The benefits of our common-database approach should be reflected in several other REBECCA Lakes publications in this issue of Aquatic Ecology (e.g. Carvalho et al. 2008; G.-Tóth et al. 2008; O’Toole et al. 2008; Penning et al. 2008a, b; Phillips et al. 2008; Ptacnik et al. 2008b; Schartau et al. 2008). We have been able to analyse reference conditions and pressure–response relationships across a range of countries, which has made the results more representative within each GIG region. For some biological elements we have also been able to analyse lake type-specific relationships, particularly within the Northern GIG (chlorophyll—Phillips et al. 2008; phytoplankton composition—Ptacnik et al. 2008a, b; Schartau et al. 2008). For other elements, one or more typology factors have been used in the analyses, either as covariates in the model (macroinvertebrates—Schartau et al. 2008; macrophytes—Penning et al. 2008a, b), or to split the dataset into groups of lake types (chlorophyll—Carvalho et al. 2008). These type-specific results were essential information for the GIGs as a basis for boundary setting between the different ecological status classes. The assessment of type-specific reference conditions has also been made possible by these databases particularly for chlorophyll (European Commission 2003). Defining reference conditions is a critical first step for setting Ecological Quality Ratio values, and is thus also important for assessment of ecological status (Ptacnik et al. 2008b).

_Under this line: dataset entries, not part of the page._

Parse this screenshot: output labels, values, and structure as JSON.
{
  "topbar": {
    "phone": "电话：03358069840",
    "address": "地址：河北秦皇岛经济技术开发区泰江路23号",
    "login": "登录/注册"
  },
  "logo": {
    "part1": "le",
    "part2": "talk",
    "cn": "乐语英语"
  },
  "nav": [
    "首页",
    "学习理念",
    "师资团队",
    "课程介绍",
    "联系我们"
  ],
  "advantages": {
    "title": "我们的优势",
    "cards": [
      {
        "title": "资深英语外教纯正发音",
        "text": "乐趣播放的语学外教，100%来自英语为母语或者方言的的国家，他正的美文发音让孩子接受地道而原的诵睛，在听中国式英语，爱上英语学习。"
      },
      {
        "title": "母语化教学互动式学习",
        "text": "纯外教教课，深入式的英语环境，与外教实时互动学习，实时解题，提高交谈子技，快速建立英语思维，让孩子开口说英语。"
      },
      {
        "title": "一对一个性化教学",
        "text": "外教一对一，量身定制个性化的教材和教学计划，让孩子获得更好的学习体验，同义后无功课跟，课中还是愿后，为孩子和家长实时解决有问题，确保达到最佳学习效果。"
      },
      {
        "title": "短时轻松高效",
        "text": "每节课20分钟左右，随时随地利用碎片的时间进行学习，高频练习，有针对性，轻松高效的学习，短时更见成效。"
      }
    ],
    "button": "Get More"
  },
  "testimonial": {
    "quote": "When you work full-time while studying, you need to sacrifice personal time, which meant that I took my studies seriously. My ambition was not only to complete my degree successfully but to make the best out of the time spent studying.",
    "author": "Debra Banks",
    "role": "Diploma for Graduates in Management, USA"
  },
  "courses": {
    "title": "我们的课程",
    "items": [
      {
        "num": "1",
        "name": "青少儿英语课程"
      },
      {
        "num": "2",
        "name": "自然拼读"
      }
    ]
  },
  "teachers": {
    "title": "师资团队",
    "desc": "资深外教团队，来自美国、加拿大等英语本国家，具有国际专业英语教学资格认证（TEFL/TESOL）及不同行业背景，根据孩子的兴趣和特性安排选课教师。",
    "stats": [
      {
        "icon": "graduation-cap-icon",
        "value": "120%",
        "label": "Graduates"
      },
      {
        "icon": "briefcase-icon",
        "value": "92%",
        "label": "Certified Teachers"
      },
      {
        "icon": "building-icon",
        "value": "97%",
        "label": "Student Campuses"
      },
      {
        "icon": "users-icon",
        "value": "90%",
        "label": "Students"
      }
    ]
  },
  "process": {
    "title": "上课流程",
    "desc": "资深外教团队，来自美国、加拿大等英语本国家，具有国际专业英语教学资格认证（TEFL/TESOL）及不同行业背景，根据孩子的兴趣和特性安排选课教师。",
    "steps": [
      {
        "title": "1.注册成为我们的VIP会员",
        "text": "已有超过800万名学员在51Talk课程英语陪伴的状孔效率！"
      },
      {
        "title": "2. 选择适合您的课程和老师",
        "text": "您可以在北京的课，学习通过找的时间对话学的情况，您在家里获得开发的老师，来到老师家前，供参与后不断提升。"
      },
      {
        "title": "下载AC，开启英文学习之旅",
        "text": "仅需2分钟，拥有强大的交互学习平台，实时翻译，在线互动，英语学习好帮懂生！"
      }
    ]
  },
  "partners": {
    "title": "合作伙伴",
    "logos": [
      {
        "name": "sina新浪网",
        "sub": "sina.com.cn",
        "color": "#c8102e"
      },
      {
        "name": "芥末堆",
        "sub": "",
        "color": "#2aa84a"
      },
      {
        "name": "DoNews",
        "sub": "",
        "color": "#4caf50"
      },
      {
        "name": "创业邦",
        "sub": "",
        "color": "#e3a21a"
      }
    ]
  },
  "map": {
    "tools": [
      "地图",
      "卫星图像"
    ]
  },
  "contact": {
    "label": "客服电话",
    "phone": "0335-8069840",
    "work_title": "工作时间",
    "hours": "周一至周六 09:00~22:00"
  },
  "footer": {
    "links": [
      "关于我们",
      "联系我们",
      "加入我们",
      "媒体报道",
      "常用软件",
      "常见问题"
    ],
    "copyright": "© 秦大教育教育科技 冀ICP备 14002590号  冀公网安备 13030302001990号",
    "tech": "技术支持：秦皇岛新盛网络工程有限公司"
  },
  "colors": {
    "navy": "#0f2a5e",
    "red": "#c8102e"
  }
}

Another benefit of analysing combined datasets was that the data covered a larger range of the pressure gradient, and a more complete picture of the pressure–response relationship could be described. In fact, an apparent lack of significant relationships within a national dataset might be due to analysis on a too narrow pressure range. On the other hand, if different ranges of the pressure gradient are dominated by data from different countries, it may be difficult to separate the real effect of the pressure from spurious effects of, e.g., differences in national sampling methodology. For the fish analyses, however, the large-region analyses were usually not in conflict with the single-country analyses (T.O. Haugen pers. comm.).

As a side effect, analyses of the multi-national data also resulted in interesting discoveries that were not directly related to REBECCA. For example, analyses of phytoplankton data within the Northern GIG revealed hitherto unknown geographical trends in phytoplankton species richness (see Ptacnik et al. 2008a, b). There is a large potential for more interesting results from further analyses of these data within other projects, for example related to large-scale patterns in biodiversity.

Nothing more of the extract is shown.